Já assim não será no caso em que o devedor exclua das negociações determinado credor, não lhe permitindo delas participar, que poderá consubstanciar uma violação não negligenciável procedimental desde que isso mesmo seja demonstrado pelo credor, uma vez que sendo um processo cujas negociações não são mediadas pelo tribunal a sua aferição escapa ao controle jurisdicional.
Porém, ainda que o devedor não tenha dirigido convite para negociar a determinado credor, não bastará essa falha para se concluir pela verificação de violação não negligenciável procedimental, desde que se extraia do processo que esse credor tomou conhecimento do PER e nele interveio, tendo-lhe sido dada a possibilidade de participar, designadamente de apreciar e votar o plano de recuperação proposto e pugnar pela sua não homologação se for o caso.
  No caso em apreço, ainda que alguma falta procedimental possa ter ocorrido a esse nível, como sustentou a Apelante, o que não concedemos por não estar demonstrada nos autos, a mesma não impediu a aqui Apelante de ter intervido no processo, apresentando declaração a manifestar vontade de negociar, de ter impugnado a lista provisória de credores, de ter tomado conhecimento do conteúdo do plano apresentado, de ter objectado contra alguns dos aspectos do seu conteúdo e ter emitido voto contra a sua aprovação, pugnando no tribunal a quo pela sua não homologação esgrimindo exaustivamente os seus argumentos.
Se porventura a devedora não negociou com a aqui Apelante, ou se verificou alguma falha do procedimento previsto no art. 17º-D do CIRE, isso em nada influenciou a decisão da causa, uma vez que pela consulta do processo resulta evidente que a credora foi muito interventiva e não esteve à margem deste processo, tendo aproveitado todas as ocasiões para exercer os seus direitos e expor as suas razões para que o plano de recuperação não fosse homologado.

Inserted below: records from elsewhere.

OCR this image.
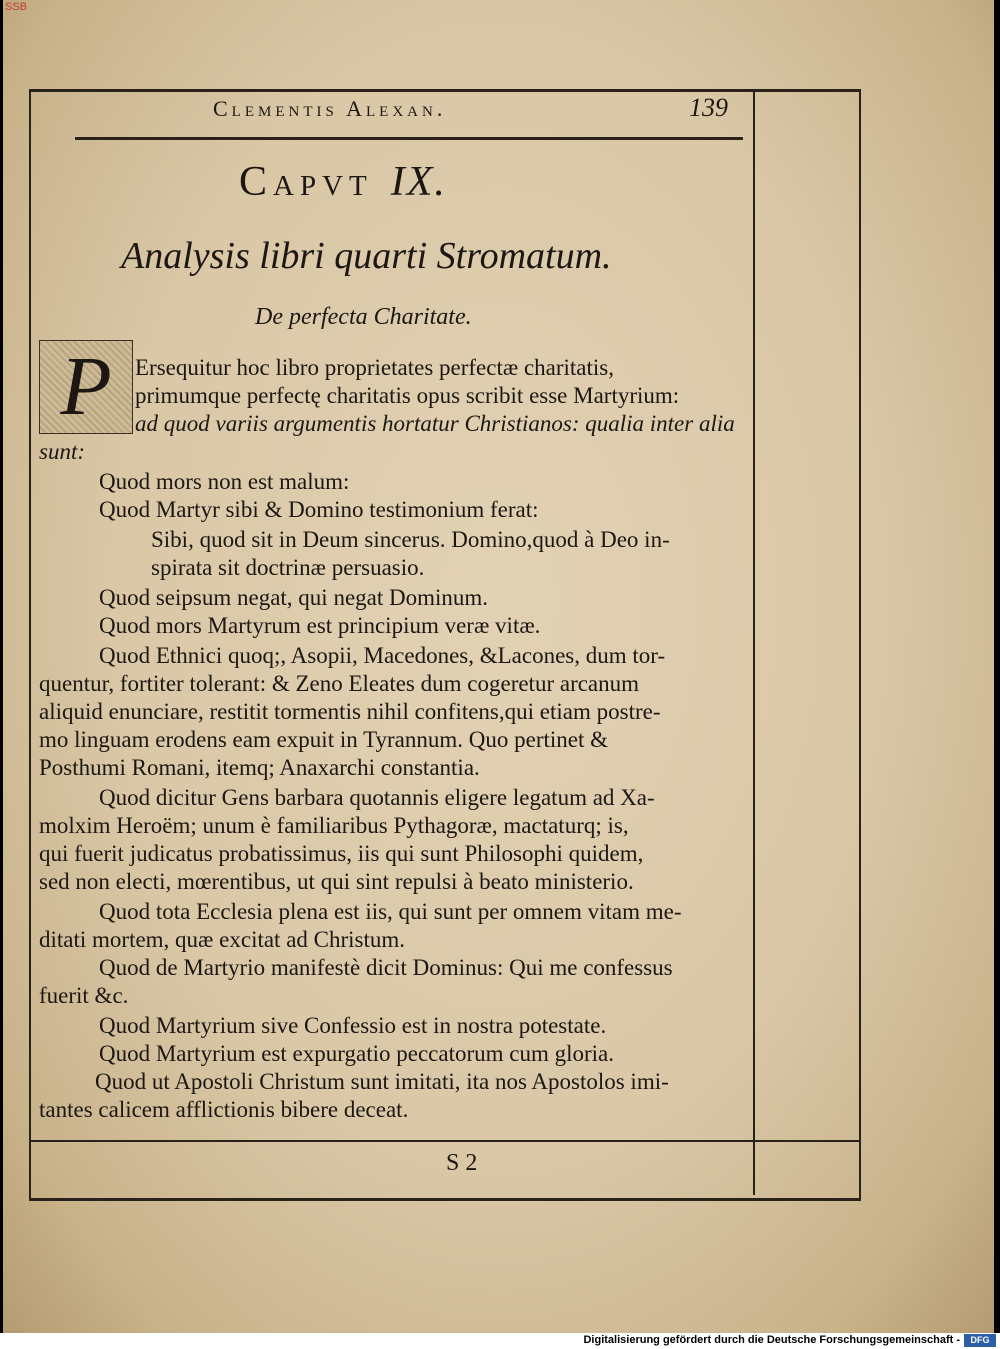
SSB
Clementis Alexan.	139
Capvt IX.
Analysis libri quarti Stromatum.
De perfecta Charitate.
P	Ersequitur hoc libro proprietates perfectæ charitatis,
primumque perfectę charitatis opus scribit esse Martyrium:
ad quod variis argumentis hortatur Christianos: qualia inter alia
sunt:
Quod mors non est malum:
Quod Martyr sibi & Domino testimonium ferat:
Sibi, quod sit in Deum sincerus. Domino,quod à Deo in-
spirata sit doctrinæ persuasio.
Quod seipsum negat, qui negat Dominum.
Quod mors Martyrum est principium veræ vitæ.
Quod Ethnici quoq;, Asopii, Macedones, &Lacones, dum tor-
quentur, fortiter tolerant: & Zeno Eleates dum cogeretur arcanum
aliquid enunciare, restitit tormentis nihil confitens,qui etiam postre-
mo linguam erodens eam expuit in Tyrannum. Quo pertinet &
Posthumi Romani, itemq; Anaxarchi constantia.
Quod dicitur Gens barbara quotannis eligere legatum ad Xa-
molxim Heroëm; unum è familiaribus Pythagoræ, mactaturq; is,
qui fuerit judicatus probatissimus, iis qui sunt Philosophi quidem,
sed non electi, mœrentibus, ut qui sint repulsi à beato ministerio.
Quod tota Ecclesia plena est iis, qui sunt per omnem vitam me-
ditati mortem, quæ excitat ad Christum.
Quod de Martyrio manifestè dicit Dominus: Qui me confessus
fuerit &c.
Quod Martyrium sive Confessio est in nostra potestate.
Quod Martyrium est expurgatio peccatorum cum gloria.
Quod ut Apostoli Christum sunt imitati, ita nos Apostolos imi-
tantes calicem afflictionis bibere deceat.
S 2
Digitalisierung gefördert durch die Deutsche Forschungsgemeinschaft -	DFG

Já quanto à violação de normas relativas ao conteúdo do plano de recuperação, em consonância com o defendido por Ana Prata, Jorge Morais Carvalho e Rui Simões, cujas considerações embora feitas tendo por referência ao plano de insolvência são aplicáveis ao plano de recuperação com as devidas adaptações, “relevam, para o conteúdo do plano, os artigos 195º (que dispõe que ele “deve indicar claramente as alterações dele decorrentes para as posições jurídicas dos credores da insolvência” e “a sua finalidade”, descrevendo as medidas necessárias á sua execução, já realizadas ou a executar” e conter “todos os elementos relevantes para efeitos da sua aprovação pelos credores e homologação pelo juiz” contendo uma enumeração destes), 196º (que enuncia, exemplificativamente, as “providências com incidência no passivo do devedor” que o plano deve conter) (…)”.[10]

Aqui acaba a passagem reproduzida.